In 2012, Kansas lawmakers cut income taxes in a bigger, faster, more dramatic way than any other state had done. And revenue from tax collections dropped like a rock, causing Kansas to enter a multi-year period of serious financial trouble.
In 2016, Kansans voted for a new Legislature. One-third of Kansas House and Senate seats turned over, and a supermajority of the newly-minted Legislature, Republicans and Democrats alike, voted to reverse much of the 2012 tax cut in a stunning rebuke to a sitting governor. Income tax receipts then returned to more normal levels and Kansas began to emerge from crisis mode.

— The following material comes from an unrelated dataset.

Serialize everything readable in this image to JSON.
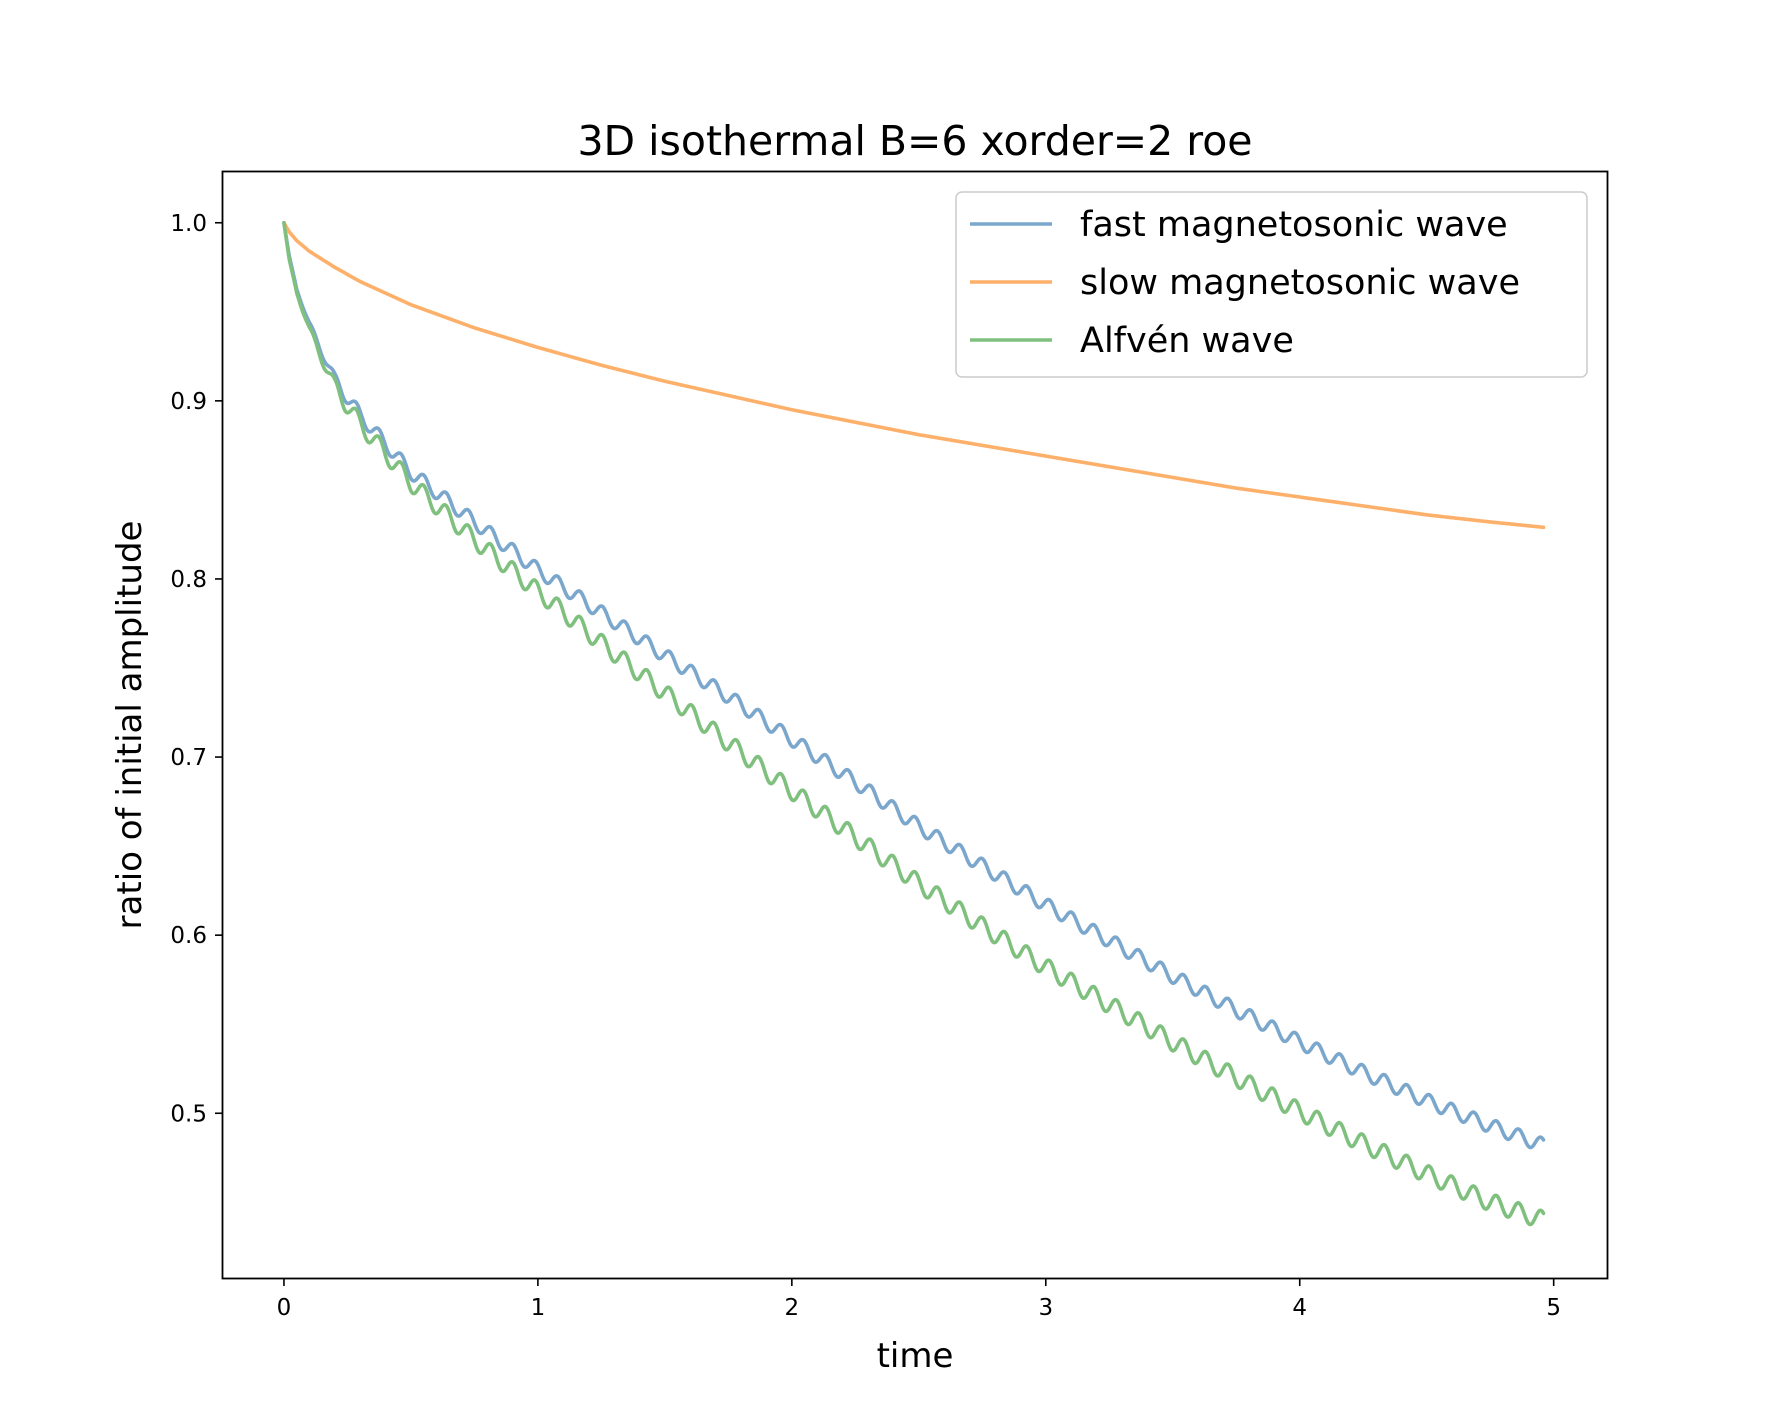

What’s next? Will we go forward, or will we go back? That’s the fundamental question at the heart of the upcoming election contests for the governor’s office and every Kansas House seat. (Kansas Senate seats are not up for election until 2020.) How Kansans decide those races will determine whether our state has hope to adequately fund education, maintain high-quality roads, and invest in the future.
The two leading Republican candidates for governor would take us back. Kris Kobach openly promotes a return to the Sam Brownback tax cuts. Jeff Colyer is more circumspect, but of course as Brownback’s lieutenant governor, he was right there helping to create all the trouble in the first place.
Of 125 Kansas House members, 88 of them — 49 Republicans and 39 Democrats — voted to override Brownback’s veto and reverse the 2012 tax cuts, the key vote they must now defend when seeking re-election. Their opponents will derisively label that vote the largest tax increase in Kansas history, even though income tax rates remain lower today than in 2012. Already last fall, the Koch-funded Americans for Prosperity sent thousands and thousands of postcards into the districts of the legislators who supported the override, disparaging their vote. And Kansans will endure exponentially more political postcards between now and next November.
Successfully changing the Legislature and reversing the tax cuts took a major bipartisan effort, but if lawmakers lose their seats because they voted to override Brownback’s veto, the positive gains for education and fiscal sanity will be fleeting. A Brownback-style governor, paired with a tax-cutting House, could easily take Kansas right back to the grim period from which we’re now just beginning to emerge.
Not even one year ago, our state was still mired in a damaging budget crisis, without enough income to pay the bills. The override vote brought Kansas out of immediate crisis and gave hope for better times, but Kansas still has a long way to go to regain financial health. Hundreds of millions of dollars continue to drain out of the highway fund each year to pay for something other than highways. KPERS payments have been delayed. Nine rounds of budget cuts have left state agencies struggling to meet reasonable service levels. The state’s rainy day fund stands at zero.
The 2016 elections changed the direction of Kansas, but the 2018 election cycle will be just as important in determining whether we keep working toward healing, or re-open the wound.
What will it be, Kansans? Did we gather a lesson from our five-year tax experiment?
Duane Goossen formerly served 12 years as Kansas budget director.